Audi(アウディ)/アウディの車種情報・試乗レビュー

走りが潤ってきた、“期待に応える”A6アバント(2ページ目)

近年のブランドの好調さを背景にかつてなく大きな役割を担って登場した、プレミアムブランドで名実共に中心となるEセグメントのA6。新たに登場したアバントもセグメントにふさわしいクオリティと、アウディらしいテイストが、高レベルで融合しています。

西川 淳

執筆者:西川 淳

車ガイド

独自の乗り味を築こうとするかのよう

アウディA6アバント

直噴2.8リッターV6は最高出力204ps/最大トルク280Nm、直噴3リッターV6スーパーチャージャーは310ps/440Nmとなる。アイドリングストップやエネルギー回生システムなどを備え、10・15モード燃費は2.8が11.8km/l、3.0が11.2km/lに向上している

新しいA6アバントに乗ってみても、Eセグメントにふさわしいクオリティと、アウディらしいテイストが、高いレベルで融合しているのが分かる。エクステリアの仕上げや、インテリアの見栄え質感は、独プレミアムブランドのなかでも最高位にランクされるものだし、パワーフィールやハンドリングなどすべてにおいて軽快な味つけは、いかにも最新アウディらしさに満ちている。

メルセデスやBMWが“走り”に関して保守を貫こうとしているに対し、アウディは今、全力で独自の乗り味を築こうとしているかのようだ。

新しいA3にはまだ触れていないので分からないが、マイナーチェンジしたA4と比べてみても、A6のライドフィールには“ひとクラス”上を実感させる奥ゆきがあった。これまでのアウディは、どちらかといえばドライに徹する方で、潤いが足らなかったのだが、新しいA6アバントには、それがあった。とうとう、アウディが潤ってきたのだ。

V6エンジンの軽快なフィールには、芯の太さも感じられるようになったし、アジャイルな前アシの動きにも、自然なタメができてきた。加速時の力強さや、高速走行時の安定感には、全てを任せていいと思えるだけの余裕があって……。

今、最もアウディらしい最新モデル

アウディA6アバント

エンジンやサスペンション、パワーステアリングのアシスト量などを最適化させるアウディドライブセレクトも標準で装備。コンフォート、ダイナミック、オートに加えドライバーの好みに合わせて設定できるインディビジュアルを用意。3.0には低燃費を追求するエフィシエンシーも備わった

もちろん、欠点もある。A4ではゆるせたSトロニック(DSG)のマナーも、このクラスでは受け入れられない。低速域でのやや雑な制御や、前のめりに過ぎるシフトアップ制御など、ここにももう少し潤いが欲しいところ。そのあたりが煮詰まってきてはじめて、1000万円というプライスタッグにも納得性が出てくるはず。

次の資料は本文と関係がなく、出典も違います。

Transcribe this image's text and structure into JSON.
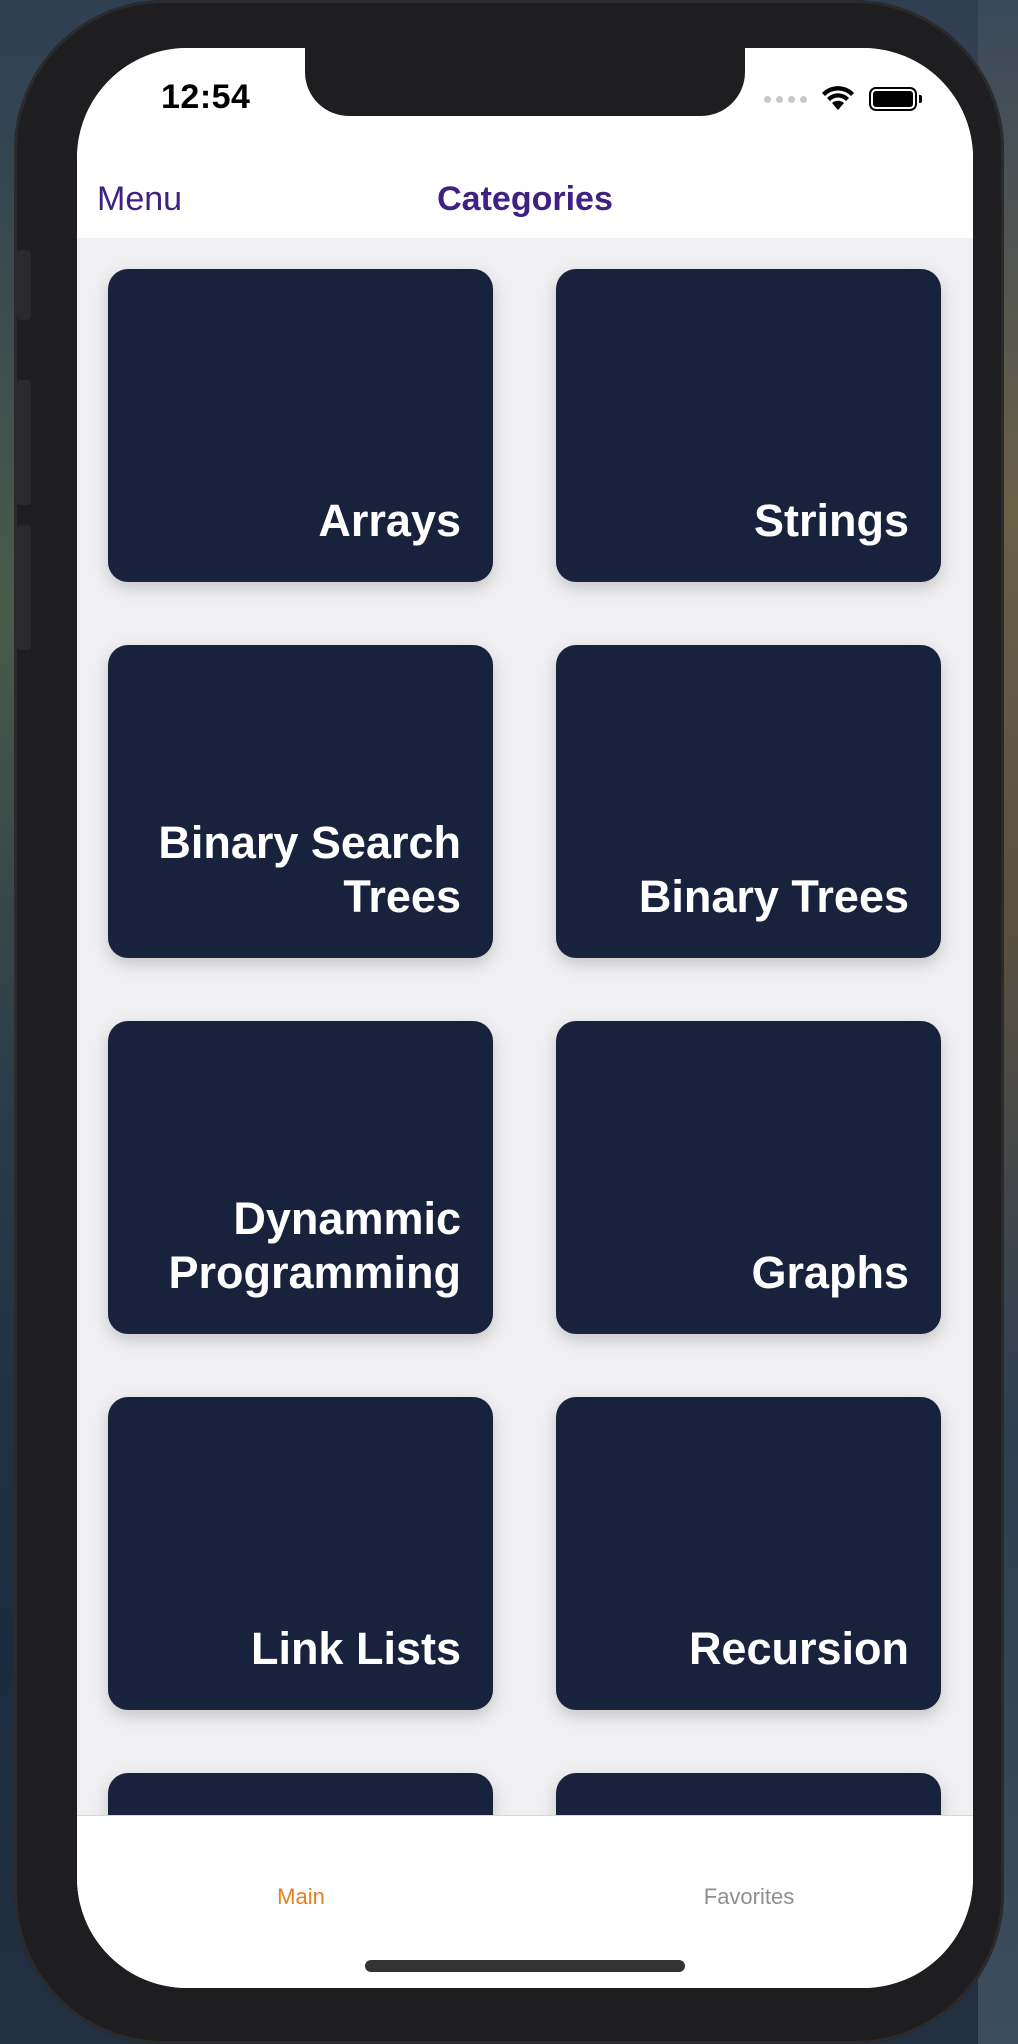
{
  "status_bar": {
    "time": "12:54"
  },
  "nav": {
    "menu_label": "Menu",
    "title": "Categories"
  },
  "categories": [
    {
      "label": "Arrays"
    },
    {
      "label": "Strings"
    },
    {
      "label": "Binary Search Trees"
    },
    {
      "label": "Binary Trees"
    },
    {
      "label": "Dynammic Programming"
    },
    {
      "label": "Graphs"
    },
    {
      "label": "Link Lists"
    },
    {
      "label": "Recursion"
    }
  ],
  "tab_bar": {
    "main_label": "Main",
    "favorites_label": "Favorites",
    "active_color": "#e67e22",
    "inactive_color": "#8e8e93"
  },
  "colors": {
    "accent": "#3e2182",
    "card_background": "#19223d"
  },
  "icons": [
    "cellular-signal-icon",
    "wifi-icon",
    "battery-icon"
  ]
}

A1、A3、A4が今、日本におけるアウディのメインの顧客層である。彼らがA6にステップアップするには、もう少し時間がかかるだろう。Q5やA5スポーツバックといった、よくできた“脇道”も用意されているのだから尚更だ。けれども、今の右肩上がりの人気がもう少し続いたならば、“隣と同じアウディ”で我慢出来ない層が、膨らむのは確実だ。そのとき、よくできたA6の存在は武器になる。

もっとも、輸入車好きならば、それを先取りしておくのも悪くない。何しろ、A6には、アウディが今取り組んでいる最先端の数々(ハイブリッドボディなど)が散りばめられている。言ってみればA6は、今、最もアウディらしい最新のアウディ、なのだから。